Human lymphocytes stimulated with phytohaemagglutinin (PHA) were fused with an HGPRT- murine lymphoma, BW5147, and a hybridoma BwFc93-1 was isolated and cloned in agarose. This human X mouse hybrid and nine clones derived from it were characterized by chromosome analysis, phenotypic and functional assays. Karyotyping and isoenzyme studies showed the presence of five human chromosomes in BwFc93-1 with preferential retention of three chromosomes--6, X and 15--in the clones.
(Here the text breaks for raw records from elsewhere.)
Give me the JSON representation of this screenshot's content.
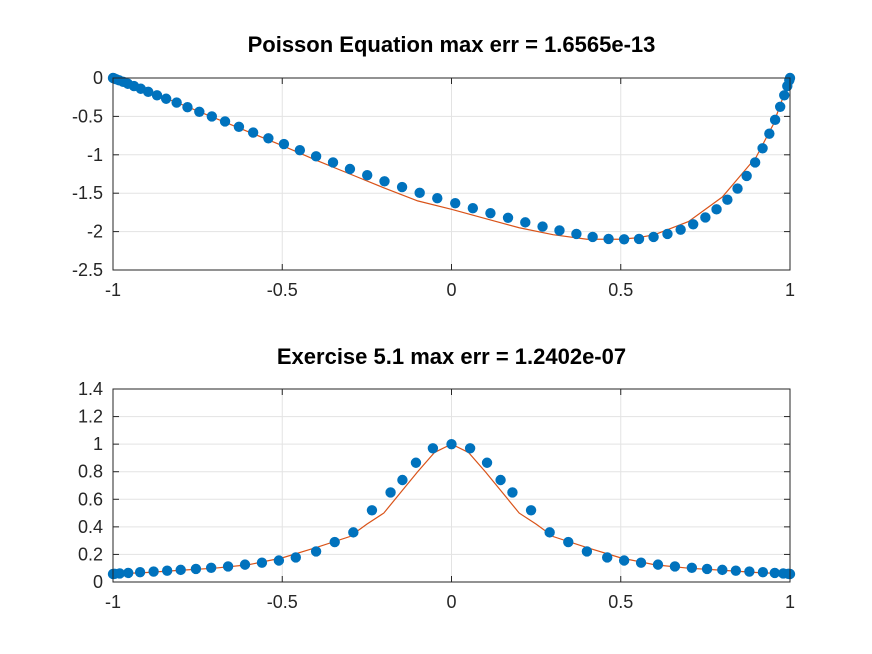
{
  "chart_data": [
    {
      "type": "line",
      "title": "Poisson Equation max err = 1.6565e-13",
      "xlabel": "",
      "ylabel": "",
      "xlim": [
        -1,
        1
      ],
      "ylim": [
        -2.5,
        0
      ],
      "grid": true,
      "xticks": [
        -1,
        -0.5,
        0,
        0.5,
        1
      ],
      "xtick_labels": [
        "-1",
        "-0.5",
        "0",
        "0.5",
        "1"
      ],
      "yticks": [
        0,
        -0.5,
        -1,
        -1.5,
        -2,
        -2.5
      ],
      "ytick_labels": [
        "0",
        "-0.5",
        "-1",
        "-1.5",
        "-2",
        "-2.5"
      ],
      "line_color": "#d95319",
      "marker_color": "#0072bd",
      "series": [
        {
          "style": "line",
          "x": [
            -1,
            -0.9,
            -0.8,
            -0.7,
            -0.6,
            -0.5,
            -0.4,
            -0.3,
            -0.2,
            -0.1,
            0,
            0.1,
            0.2,
            0.3,
            0.4,
            0.5,
            0.55,
            0.6,
            0.7,
            0.8,
            0.9,
            0.95,
            1
          ],
          "y": [
            0,
            -0.17,
            -0.34,
            -0.52,
            -0.7,
            -0.88,
            -1.07,
            -1.25,
            -1.43,
            -1.6,
            -1.71,
            -1.83,
            -1.95,
            -2.04,
            -2.1,
            -2.1,
            -2.08,
            -2.04,
            -1.87,
            -1.55,
            -1.03,
            -0.61,
            0
          ]
        },
        {
          "style": "markers",
          "x": [
            -1,
            -0.997,
            -0.991,
            -0.982,
            -0.97,
            -0.956,
            -0.938,
            -0.918,
            -0.896,
            -0.87,
            -0.843,
            -0.812,
            -0.78,
            -0.745,
            -0.708,
            -0.669,
            -0.628,
            -0.586,
            -0.541,
            -0.495,
            -0.448,
            -0.4,
            -0.35,
            -0.3,
            -0.249,
            -0.198,
            -0.146,
            -0.094,
            -0.042,
            0.011,
            0.063,
            0.115,
            0.167,
            0.218,
            0.269,
            0.319,
            0.369,
            0.417,
            0.464,
            0.51,
            0.554,
            0.597,
            0.638,
            0.677,
            0.714,
            0.75,
            0.783,
            0.815,
            0.845,
            0.872,
            0.897,
            0.919,
            0.939,
            0.956,
            0.971,
            0.983,
            0.992,
            0.998,
            1
          ],
          "y": [
            0,
            -0.005,
            -0.015,
            -0.03,
            -0.05,
            -0.075,
            -0.105,
            -0.14,
            -0.18,
            -0.225,
            -0.27,
            -0.32,
            -0.38,
            -0.44,
            -0.5,
            -0.565,
            -0.635,
            -0.71,
            -0.785,
            -0.86,
            -0.94,
            -1.02,
            -1.1,
            -1.185,
            -1.265,
            -1.345,
            -1.42,
            -1.495,
            -1.565,
            -1.63,
            -1.695,
            -1.76,
            -1.82,
            -1.88,
            -1.935,
            -1.985,
            -2.03,
            -2.07,
            -2.095,
            -2.1,
            -2.095,
            -2.07,
            -2.03,
            -1.975,
            -1.905,
            -1.815,
            -1.71,
            -1.585,
            -1.44,
            -1.275,
            -1.1,
            -0.915,
            -0.725,
            -0.545,
            -0.375,
            -0.225,
            -0.105,
            -0.03,
            0
          ]
        }
      ]
    },
    {
      "type": "line",
      "title": "Exercise 5.1 max err = 1.2402e-07",
      "xlabel": "",
      "ylabel": "",
      "xlim": [
        -1,
        1
      ],
      "ylim": [
        0,
        1.4
      ],
      "grid": true,
      "xticks": [
        -1,
        -0.5,
        0,
        0.5,
        1
      ],
      "xtick_labels": [
        "-1",
        "-0.5",
        "0",
        "0.5",
        "1"
      ],
      "yticks": [
        0,
        0.2,
        0.4,
        0.6,
        0.8,
        1,
        1.2,
        1.4
      ],
      "ytick_labels": [
        "0",
        "0.2",
        "0.4",
        "0.6",
        "0.8",
        "1",
        "1.2",
        "1.4"
      ],
      "line_color": "#d95319",
      "marker_color": "#0072bd",
      "series": [
        {
          "style": "line",
          "x": [
            -1,
            -0.9,
            -0.8,
            -0.7,
            -0.6,
            -0.5,
            -0.4,
            -0.3,
            -0.25,
            -0.2,
            -0.15,
            -0.1,
            -0.05,
            0,
            0.05,
            0.1,
            0.15,
            0.2,
            0.25,
            0.3,
            0.4,
            0.5,
            0.6,
            0.7,
            0.8,
            0.9,
            1
          ],
          "y": [
            0.058,
            0.069,
            0.085,
            0.1,
            0.125,
            0.175,
            0.25,
            0.33,
            0.42,
            0.5,
            0.65,
            0.8,
            0.94,
            1,
            0.94,
            0.8,
            0.65,
            0.5,
            0.42,
            0.33,
            0.25,
            0.175,
            0.125,
            0.1,
            0.085,
            0.069,
            0.058
          ]
        },
        {
          "style": "markers",
          "x": [
            -1,
            -0.995,
            -0.98,
            -0.955,
            -0.92,
            -0.88,
            -0.84,
            -0.8,
            -0.755,
            -0.71,
            -0.66,
            -0.61,
            -0.56,
            -0.51,
            -0.46,
            -0.4,
            -0.345,
            -0.29,
            -0.235,
            -0.18,
            -0.145,
            -0.105,
            -0.055,
            0,
            0.055,
            0.105,
            0.145,
            0.18,
            0.235,
            0.29,
            0.345,
            0.4,
            0.46,
            0.51,
            0.56,
            0.61,
            0.66,
            0.71,
            0.755,
            0.8,
            0.84,
            0.88,
            0.92,
            0.955,
            0.98,
            0.995,
            1
          ],
          "y": [
            0.058,
            0.059,
            0.062,
            0.066,
            0.071,
            0.076,
            0.082,
            0.088,
            0.095,
            0.103,
            0.113,
            0.126,
            0.14,
            0.156,
            0.178,
            0.222,
            0.29,
            0.36,
            0.52,
            0.65,
            0.74,
            0.865,
            0.97,
            1,
            0.97,
            0.865,
            0.74,
            0.65,
            0.52,
            0.36,
            0.29,
            0.222,
            0.178,
            0.156,
            0.14,
            0.126,
            0.113,
            0.103,
            0.095,
            0.088,
            0.082,
            0.076,
            0.071,
            0.066,
            0.062,
            0.059,
            0.058
          ]
        }
      ]
    }
  ]
}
Membrane immunofluorescence analysis revealed that all the clones expressed human and mouse class 1 MHC antigens and the mouse T cell antigens Thy-1 and T200, but were devoid of human OKT3, OKT8 and mouse Lyt-2. Human OKT4 and OKM1 phenotypes were transiently expressed by one clone and mouse Lyt 1 by two other clones. Several T4-, Lyt-1- clones produced and bound human interleukin-2 (IL-2) indicating a lack of correlation between human T cell phenotype and function in those hybrids. There was also evidence of dichotomy in the secretion of IL-2 and expression of the IL-2 receptor since clones were identified which either bound or secreted IL-2. One clone expressing IL-2 receptors could be induced to produce human IL-2 by simultaneously stimulating with PHA and phorbol myristate acetate (PMA).